You may not realize how big of a role Machine Learning already plays in your life. From that “ducking” auto-correct to high-activity bank alerts to Amazon’s recommended purchases, here is some of the method behind the mystery.
Give a machine a fish, it will eat for a night. Teach a machine to program itself….
Machine learning teaches computers to program themselves so that they can accomplish tasks without being explicitly instructed by humans. Fields that rely on machine learning include:
- Image Processing
- Facial recognition
- Speech recognition
- Natural language processing
- Recommender systems
In this article we will introduce you to the two main types of machine learning algorithms: supervised learning and unsupervised learning. We will focus on continuous data, which is numeric and can be measured, as oppose to categorical data.
Supervised Machine Learning
With supervised learning, you use training data to train a machine learning algorithm. For example, if you want to detect spam e-mail, you could have a set of training data labelled with correct answers (i.e. “spam” vs “not spam”). The labeled data are used to train the algorithm, which can then be applied to unlabeled data.
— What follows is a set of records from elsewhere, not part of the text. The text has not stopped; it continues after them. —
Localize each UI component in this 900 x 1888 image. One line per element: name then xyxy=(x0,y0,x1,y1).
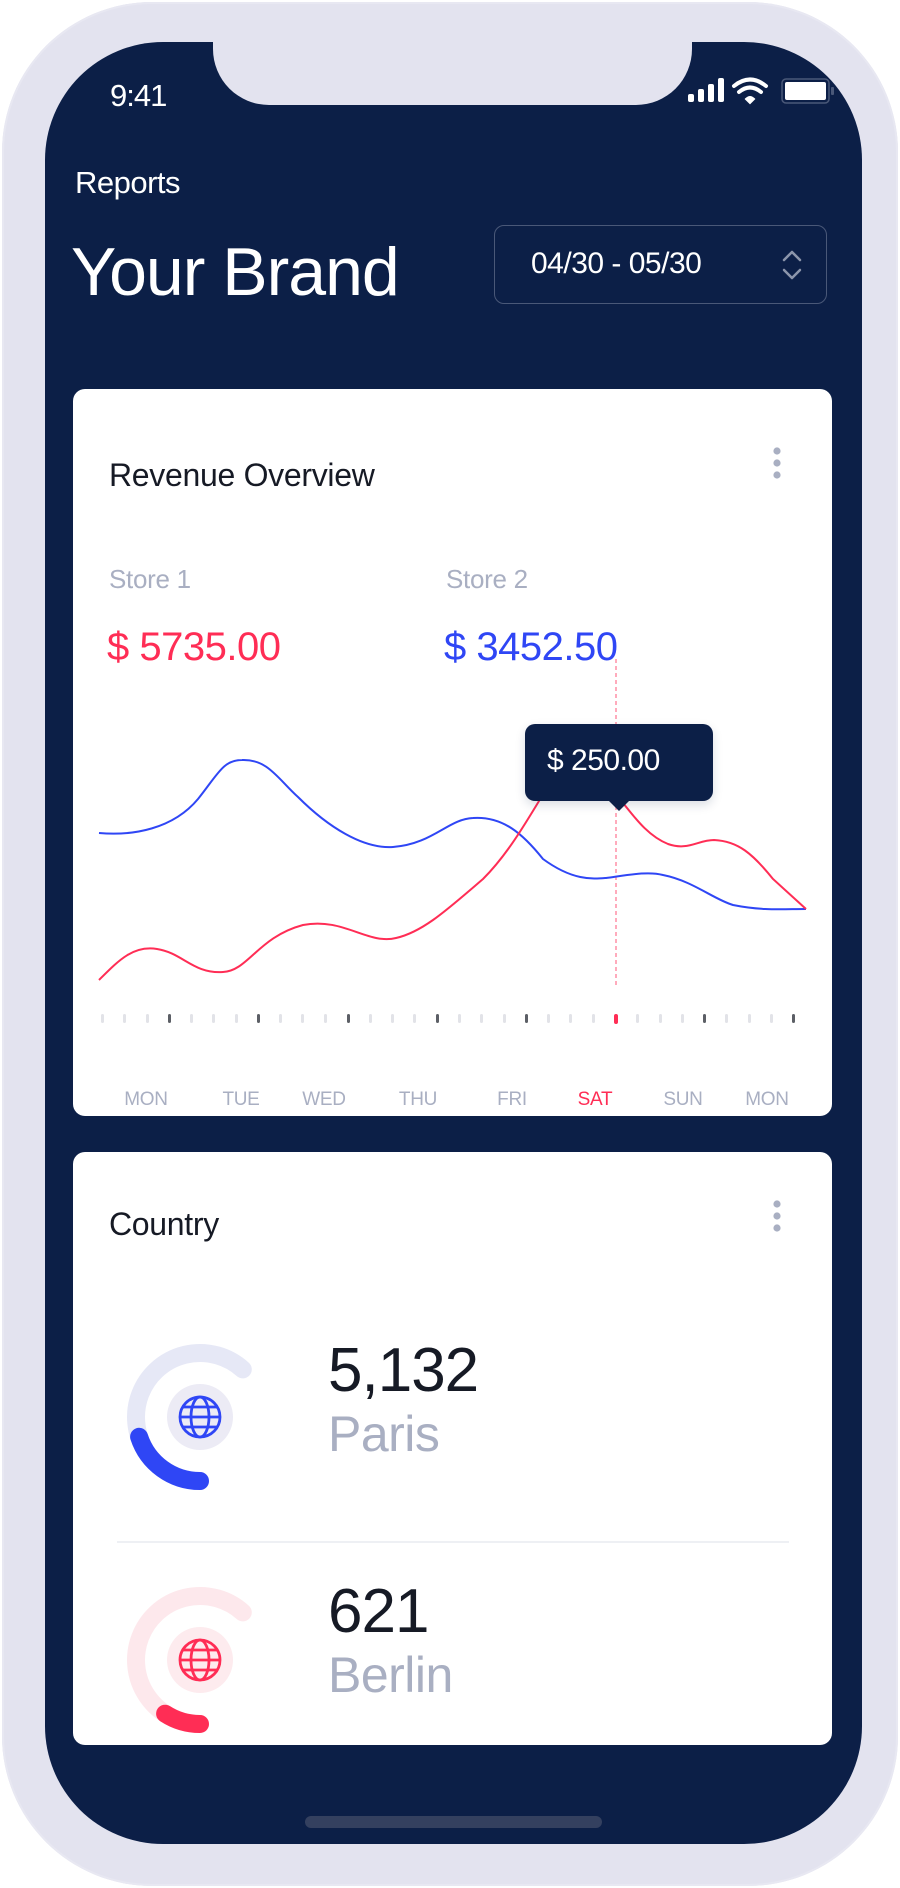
store-1-label: Store 1 xyxy=(109,564,191,594)
x-axis-label-mon-next: MON xyxy=(745,1089,789,1110)
store-1-amount: $ 5735.00 xyxy=(107,625,281,669)
date-range-picker[interactable]: 04/30 - 05/30 xyxy=(494,225,827,304)
store-1-line xyxy=(98,780,807,981)
more-vertical-icon[interactable] xyxy=(769,1198,785,1238)
revenue-card-title: Revenue Overview xyxy=(109,457,375,493)
tooltip-arrow xyxy=(608,800,630,811)
store-2-line xyxy=(98,758,807,911)
country-name: Berlin xyxy=(328,1647,453,1703)
x-axis-label-mon: MON xyxy=(124,1089,168,1110)
country-value: 5,132 xyxy=(328,1336,479,1405)
more-vertical-icon[interactable] xyxy=(769,445,785,485)
home-indicator[interactable] xyxy=(305,1816,602,1828)
country-card: Country xyxy=(73,1152,832,1745)
status-time: 9:41 xyxy=(110,78,167,113)
x-axis-label-sat: SAT xyxy=(577,1089,613,1110)
x-axis-label-sun: SUN xyxy=(663,1089,703,1110)
x-axis-ticks xyxy=(101,1014,795,1024)
page-title: Your Brand xyxy=(71,234,400,310)
globe-icon xyxy=(178,1638,222,1682)
country-row-berlin[interactable]: 621 Berlin xyxy=(73,1577,832,1780)
store-2-label: Store 2 xyxy=(446,564,528,594)
device-notch xyxy=(213,42,692,105)
x-axis-label-wed: WED xyxy=(302,1089,346,1110)
battery-icon xyxy=(781,78,834,104)
section-label: Reports xyxy=(75,165,181,200)
x-axis-label-thu: THU xyxy=(398,1089,438,1110)
revenue-line-chart[interactable] xyxy=(73,389,832,1116)
country-row-paris[interactable]: 5,132 Paris xyxy=(73,1336,832,1537)
globe-icon xyxy=(178,1395,222,1439)
country-value: 621 xyxy=(328,1577,429,1646)
app-screen: 9:41 Reports Your Brand 04/30 - 05/30 xyxy=(45,42,862,1844)
x-axis-label-tue: TUE xyxy=(222,1089,260,1110)
progress-ring xyxy=(127,1587,252,1734)
x-axis-label-fri: FRI xyxy=(497,1089,527,1110)
tooltip-value: $ 250.00 xyxy=(547,744,660,777)
status-icons xyxy=(688,77,834,105)
country-card-title: Country xyxy=(109,1206,219,1242)
store-2-amount: $ 3452.50 xyxy=(444,625,618,669)
wifi-icon xyxy=(732,77,768,105)
date-range-value: 04/30 - 05/30 xyxy=(531,247,702,280)
signal-icon xyxy=(688,78,724,102)
progress-ring xyxy=(127,1344,252,1490)
chevron-up-down-icon xyxy=(782,250,802,280)
chart-tooltip: $ 250.00 xyxy=(525,724,713,811)
revenue-overview-card: Revenue Overview Store 1 $ 5735.00 Store… xyxy=(73,389,832,1116)
row-divider xyxy=(117,1541,789,1543)
country-name: Paris xyxy=(328,1406,440,1462)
Where it’s used: Spam Detection, Handwriting Recognition
Supervised Learning Algorithms
Here are some examples of supervised learning techniques for continuous data:
- Decision Trees: predicts categorical labels with classification decision trees. The better the algorithm, the more purity, or correctly labeled data, the tree has.
- Regression (Linear & Polynomial): predicting an output based on a regression model.
- Random Forests: ensembles the output from multiple regression or classification trees in order to achieve a more stabilized and generalized fitting algorithm.
Unsupervised Machine Learning
Unsupervised learning has no training or validation, and is when the machine tries to find patterns in the data without any guidance. For example, in credit card fraud, there are not enough examples to train the data (since most activity is not fraud). The goal for the machine is to find data points that don’t look like the rest.
Where it’s used: Customer Segmentation, Image Processing
Types of Unsupervised Learning Algorithms
Clustering is the method used for unsupervised learning with continuous data. Clustering is the process of finding coherent groups with similar traits, regardless of whether you can classify or describe the resulting groups. Types of unsupervised clustering with continuous data include:
- Singular Value Decomposition (SVD): factorizes a matrix and rotates the axes of a feature space, resulting in a ranked list of directions ordered from greatest to least variance.
- Principal Component Analysis (PCA): converts observations of possibly correlated variables into a set of values of linearly uncorrelated variables called principal components.
- K-Means: groups data points into multiple clusters based on how close they are to each other.